竹筒入手微凉,竹身的纹路透过指腹传过来,粗细不一,是手工削制的痕跡。
他將竹筒托在左掌心,右手拇指和食指捏住木塞,指腹轻轻一推,便將木塞重新压紧。
他又用指腹沿筒口压了一圈,確定每一处都严丝合缝。
他的动作乾净利落。
他做所有事情都是一样的,不管复杂还是简单,都会认认真真地做到最好。
“好了。”
他將竹筒递迴去。
竹筒递到女童面前。
“下次装灵髓之前,先把塞子浸湿再塞,不容易鬆脱。”
女童双手接过竹筒,抱在怀里,愣愣地望著他。
她见过的大人多半会对她笑,会蹲下来捏她的脸,会用夸张的语气夸她可爱。
可这个戴面具的大哥哥没有。
他说话的语气和她阿爹教她削竹筒时一模一样。
认认真真地把一件小事掰开揉碎了讲给她听。
她虽然只有七八岁,却莫名觉得,这个话少的大哥哥,是个很好很好的人。
她愣了半晌才回过神来,使劲点了点头,点得辫梢的绒花又是一阵乱晃。
“谢谢大哥哥!大哥哥真厉害!比我阿爹拧得还快!”
九方知没再说什么,站起身,重新站回棠溪雪身后半步。
若她回头,第一眼就能看见他。
若她不回头,他便做她身后一堵沉默的墙,替她挡著池畔吹来的风。
晨风从广场东面吹过来,带著灵花淡淡的药香和灵髓清冽的凉意,撩动他玄色衣袍的下摆。
他岿然不动,像一座山。
棠溪雪侧过头,看了他一眼。
忽然想起很多年前。
那是一个深秋的下午,日头已经偏西,把满山的药草都镀上了一层倦倦的橘红色。
她蹲在地上挖一株赤箭,那味药根扎得极深,她用一把小小的药锄刨了半个时辰,刨得满手是泥。
他也不说话,从田埂上走过来,撩起袍角蹲在她身边。
伸出手,从她手中接过药锄,一锄下去。
那一锄看著轻飘飘的,却恰好落在离根茎三寸远的地方,锄刃没入泥土。
手腕一转,一撬,整株赤箭连根带土被完整地起了出来,根须完好,没有一根折断。
他將药草上的泥土在田埂上轻轻磕净,又用袖子擦了擦根茎上的泥痕,递给她。
然后站起身,拍了拍膝上的泥。
他拍土的动作很好看,不是乱拍一气,而是用指腹顺著布料的纹路,从膝头往下一拂,泥土便簌簌落下。

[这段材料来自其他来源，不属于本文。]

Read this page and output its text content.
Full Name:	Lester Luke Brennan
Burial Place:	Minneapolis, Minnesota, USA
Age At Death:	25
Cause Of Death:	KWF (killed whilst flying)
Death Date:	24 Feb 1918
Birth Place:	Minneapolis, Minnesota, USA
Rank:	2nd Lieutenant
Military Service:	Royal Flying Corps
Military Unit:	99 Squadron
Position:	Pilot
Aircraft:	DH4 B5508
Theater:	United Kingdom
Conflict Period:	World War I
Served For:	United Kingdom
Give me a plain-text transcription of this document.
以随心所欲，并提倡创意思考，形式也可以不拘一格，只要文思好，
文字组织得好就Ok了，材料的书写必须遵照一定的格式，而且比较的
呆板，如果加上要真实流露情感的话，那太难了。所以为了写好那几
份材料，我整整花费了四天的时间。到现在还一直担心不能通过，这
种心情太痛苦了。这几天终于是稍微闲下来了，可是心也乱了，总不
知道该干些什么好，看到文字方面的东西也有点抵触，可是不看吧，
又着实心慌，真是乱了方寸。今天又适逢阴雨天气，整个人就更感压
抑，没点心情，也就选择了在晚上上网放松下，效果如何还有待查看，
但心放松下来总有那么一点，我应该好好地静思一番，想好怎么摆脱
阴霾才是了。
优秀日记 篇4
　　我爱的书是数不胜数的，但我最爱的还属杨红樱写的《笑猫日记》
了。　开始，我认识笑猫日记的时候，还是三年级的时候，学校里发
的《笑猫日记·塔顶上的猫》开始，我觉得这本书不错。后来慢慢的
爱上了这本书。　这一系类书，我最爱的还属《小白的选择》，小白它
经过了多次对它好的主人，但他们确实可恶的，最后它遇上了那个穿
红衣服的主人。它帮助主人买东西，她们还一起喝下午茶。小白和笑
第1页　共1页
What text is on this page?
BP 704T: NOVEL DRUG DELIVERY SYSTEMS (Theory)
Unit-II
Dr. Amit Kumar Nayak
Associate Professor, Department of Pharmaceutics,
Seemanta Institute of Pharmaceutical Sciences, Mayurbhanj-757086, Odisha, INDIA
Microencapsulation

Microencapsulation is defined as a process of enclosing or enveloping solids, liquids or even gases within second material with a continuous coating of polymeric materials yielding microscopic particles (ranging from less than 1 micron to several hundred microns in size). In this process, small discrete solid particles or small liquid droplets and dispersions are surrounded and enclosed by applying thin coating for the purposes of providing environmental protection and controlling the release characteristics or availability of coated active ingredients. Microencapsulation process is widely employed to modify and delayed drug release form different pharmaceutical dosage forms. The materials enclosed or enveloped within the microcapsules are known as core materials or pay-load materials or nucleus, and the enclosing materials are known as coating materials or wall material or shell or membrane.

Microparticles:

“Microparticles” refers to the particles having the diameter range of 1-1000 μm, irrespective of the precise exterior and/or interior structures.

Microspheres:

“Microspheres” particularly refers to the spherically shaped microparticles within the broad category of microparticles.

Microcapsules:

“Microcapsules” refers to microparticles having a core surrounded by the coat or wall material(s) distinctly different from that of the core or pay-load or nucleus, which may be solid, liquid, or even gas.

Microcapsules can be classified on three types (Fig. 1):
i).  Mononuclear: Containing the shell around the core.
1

“走吧,天色晚了,该回去了。以后,想要什么草药,来师兄药房里拿,不用把自己弄得这般狼狈。”
那时候她仰著脸望著他,夕阳把他的轮廓染成一圈模糊的金色。
她看著他把手伸过来,將她的药锄和药篓一併接过去背在肩上,心想,师兄真的很可靠。
可靠到什么程度呢?
似乎他总是有解决事情的能力。
如今一晃多年过去,她的师兄依旧如初。
九方知將最后一只机关玉瓶装满。
“我装好了。”
那玉瓶在他指间转了小半圈,瓶口的银丝螺纹与瓶塞严丝合缝地咬紧。
发出一声极细微的“咔嗒”轻响,像是某种精密机关归位的声音。
他將玉瓶依次排入机关匣中。每一只瓶子都有自己固定的凹槽,彼此隔开,互不磕碰。
然后合上匣盖,將机关匣收入袖中。
“我这边也好了。”
棠溪雪也將青瓷瓶装满了。
幽蓝的灵髓在瓶口处微微漾动。
她將瓶塞旋紧,用一方素白的帕子擦去瓶身外壁凝出的水珠,然后收了起来。
他们都有储物空间。
九方知的机关匣內藏乾坤,棠溪雪的沧雪之心內蕴空间,若当真起了贪念,足够將这整池灵髓尽数装走。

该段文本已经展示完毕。